The technology onboard Dragon, including guidance and control, has a long and successful history.
“The technology and engineering associated with the Dragon mission to the ISS is largely routine nowadays,” said Delano. “The newsworthiness of this event is that the mission has been flown by a private company — following substantial NASA funding and major engineering consultation in the design and construction of the Falcon and Dragon.”
Private Sector in Space
While this mission is historic in terms of being a unique first from the commercial sector, there are still many issues that need to be resolved to determine if it will change the course of space exploration.
“If private companies become convinced that a profit is to be made through space travel — e.g., space tourism in low-Earth orbit — then the momentum for privately funded space missions could grow,” said Delano. “If that major growth occurs, then this current mission will be recorded historically as an important first step along that path of privately funded space missions.”
Only time will tell if this mission becomes historically important or just an historic footnote, he stressed.
“When NASA funding is eventually withdrawn from SpaceX and other private companies, then we’ll see if there really is a profit to be made in privately funded space missions,” explained Delano.
“At the moment, NASA is saving a bit of money by having SpaceX bring this small mass of cargo to the ISS instead of using a space shuttle to do it or a Russian Progress resupply spacecraft,” he noted. “By comparison, the space shuttles would normally bring several tons of cargo to the ISS on each mission, versus the less than half ton currently being delivered by the Dragon spacecraft.”
Commercial Space Flight the Future?
Beyond the actual mission, there is the fact that it could inspire a new level of innovative thinkers to consider the future of Space exploration.

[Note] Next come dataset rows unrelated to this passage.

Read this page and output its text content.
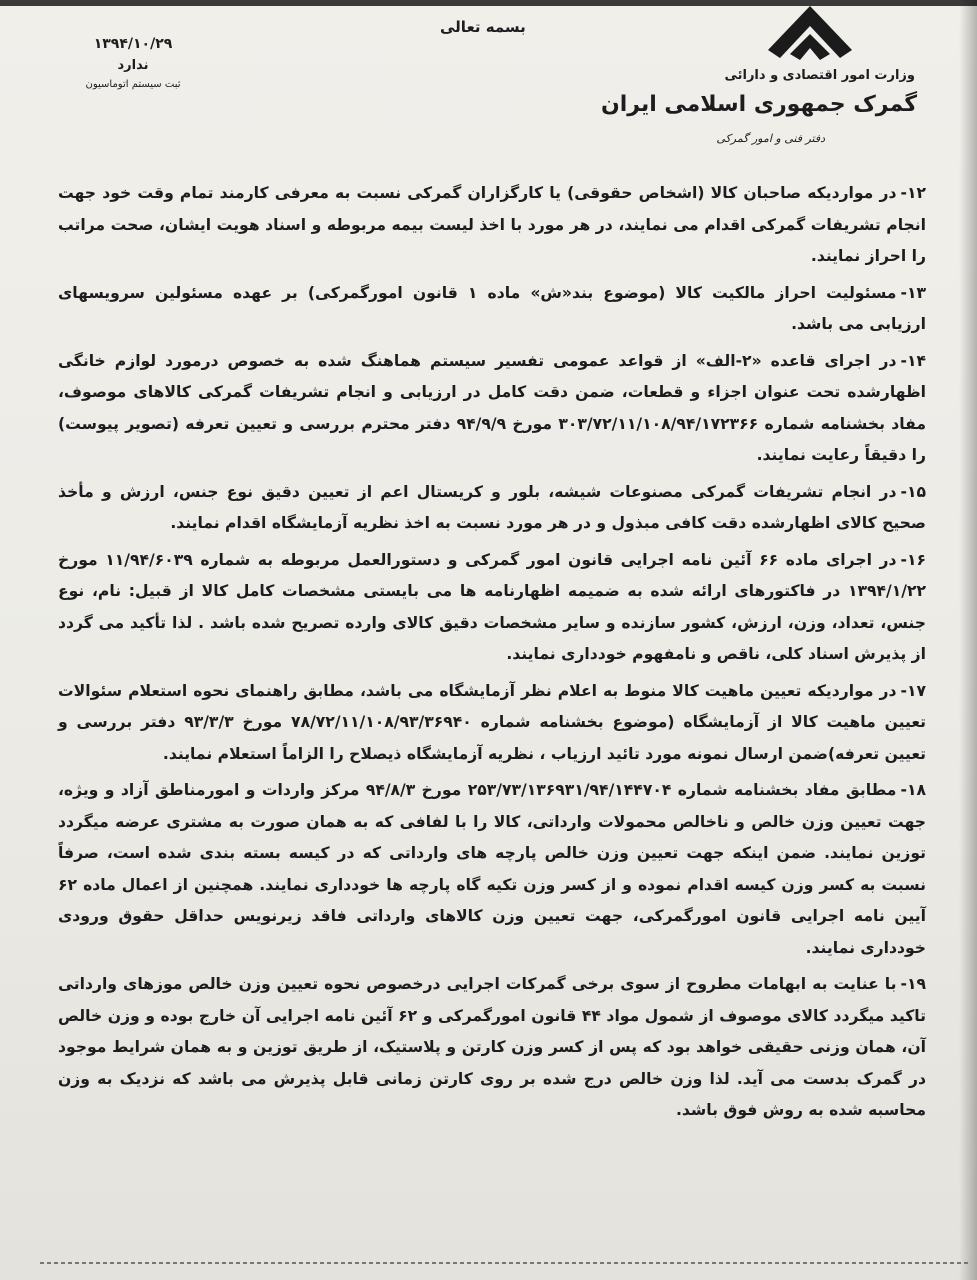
وزارت امور اقتصادی و دارائی
گمرک جمهوری اسلامی ایران
دفتر فنی و امور گمرکی
بسمه تعالی
۱۳۹۴/۱۰/۲۹
ندارد
ثبت سیستم اتوماسیون

۱۲-در مواردیکه صاحبان کالا (اشخاص حقوقی) یا کارگزاران گمرکی نسبت به معرفی کارمند تمام وقت خود جهت انجام تشریفات گمرکی اقدام می نمایند، در هر مورد با اخذ لیست بیمه مربوطه و اسناد هویت ایشان، صحت مراتب را احراز نمایند.

۱۳-مسئولیت احراز مالکیت کالا (موضوع بند«ش» ماده ۱ قانون امورگمرکی) بر عهده مسئولین سرویسهای ارزیابی می باشد.

۱۴-در اجرای قاعده «۲-الف» از قواعد عمومی تفسیر سیستم هماهنگ شده به خصوص درمورد لوازم خانگی اظهارشده تحت عنوان اجزاء و قطعات، ضمن دقت کامل در ارزیابی و انجام تشریفات گمرکی کالاهای موصوف، مفاد بخشنامه شماره ۳۰۳/۷۲/۱۱/۱۰۸/۹۴/۱۷۲۳۶۶ مورخ ۹۴/۹/۹ دفتر محترم بررسی و تعیین تعرفه (تصویر پیوست) را دقیقاً رعایت نمایند.

۱۵-در انجام تشریفات گمرکی مصنوعات شیشه، بلور و کریستال اعم از تعیین دقیق نوع جنس، ارزش و مأخذ صحیح کالای اظهارشده دقت کافی مبذول و در هر مورد نسبت به اخذ نظریه آزمایشگاه اقدام نمایند.

۱۶-در اجرای ماده ۶۶ آئین نامه اجرایی قانون امور گمرکی و دستورالعمل مربوطه به شماره ۱۱/۹۴/۶۰۳۹ مورخ ۱۳۹۴/۱/۲۲ در فاکتورهای ارائه شده به ضمیمه اظهارنامه ها می بایستی مشخصات کامل کالا از قبیل: نام، نوع جنس، تعداد، وزن، ارزش، کشور سازنده و سایر مشخصات دقیق کالای وارده تصریح شده باشد . لذا تأکید می گردد از پذیرش اسناد کلی، ناقص و نامفهوم خودداری نمایند.

۱۷-در مواردیکه تعیین ماهیت کالا منوط به اعلام نظر آزمایشگاه می باشد، مطابق راهنمای نحوه استعلام سئوالات تعیین ماهیت کالا از آزمایشگاه (موضوع بخشنامه شماره ۷۸/۷۲/۱۱/۱۰۸/۹۳/۳۶۹۴۰ مورخ ۹۳/۳/۳ دفتر بررسی و تعیین تعرفه)ضمن ارسال نمونه مورد تائید ارزیاب ، نظریه آزمایشگاه ذیصلاح را الزاماً استعلام نمایند.

۱۸-مطابق مفاد بخشنامه شماره ۲۵۳/۷۳/۱۳۶۹۳۱/۹۴/۱۴۴۷۰۴ مورخ ۹۴/۸/۳ مرکز واردات و امورمناطق آزاد و ویژه، جهت تعیین وزن خالص و ناخالص محمولات وارداتی، کالا را با لفافی که به همان صورت به مشتری عرضه میگردد توزین نمایند. ضمن اینکه جهت تعیین وزن خالص پارچه های وارداتی که در کیسه بسته بندی شده است، صرفاً نسبت به کسر وزن کیسه اقدام نموده و از کسر وزن تکیه گاه پارچه ها خودداری نمایند. همچنین از اعمال ماده ۶۲ آیین نامه اجرایی قانون امورگمرکی، جهت تعیین وزن کالاهای وارداتی فاقد زیرنویس حداقل حقوق ورودی خودداری نمایند.

۱۹-با عنایت به ابهامات مطروح از سوی برخی گمرکات اجرایی درخصوص نحوه تعیین وزن خالص موزهای وارداتی تاکید میگردد کالای موصوف از شمول مواد ۴۴ قانون امورگمرکی و ۶۲ آئین نامه اجرایی آن خارج بوده و وزن خالص آن، همان وزنی حقیقی خواهد بود که پس از کسر وزن کارتن و پلاستیک، از طریق توزین و به همان شرایط موجود در گمرک بدست می آید. لذا وزن خالص درج شده بر روی کارتن زمانی قابل پذیرش می باشد که نزدیک به وزن محاسبه شده به روش فوق باشد.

“This can now become commercially interesting, as the key risks have been addressed, and they’ve done everything except launch people into space,” Zurbuchen noted. “So this isn’t just a story of technology, it is about the amazing talent coming through in an amazing company. SpaceX is really an entrepreneurship story. That’s what I’m excited about.”
This mission could also spur other companies to get involved.
“I believe it is a game changer, in that a small ambitious startup has proven that they can do this,” said Hiemstra. “They have had huge support from NASA, but this puts pressure on the larger aerospace companies, such as Boeing and Lockheed, to get involved. This could make space exploration more competitive and cheaper.”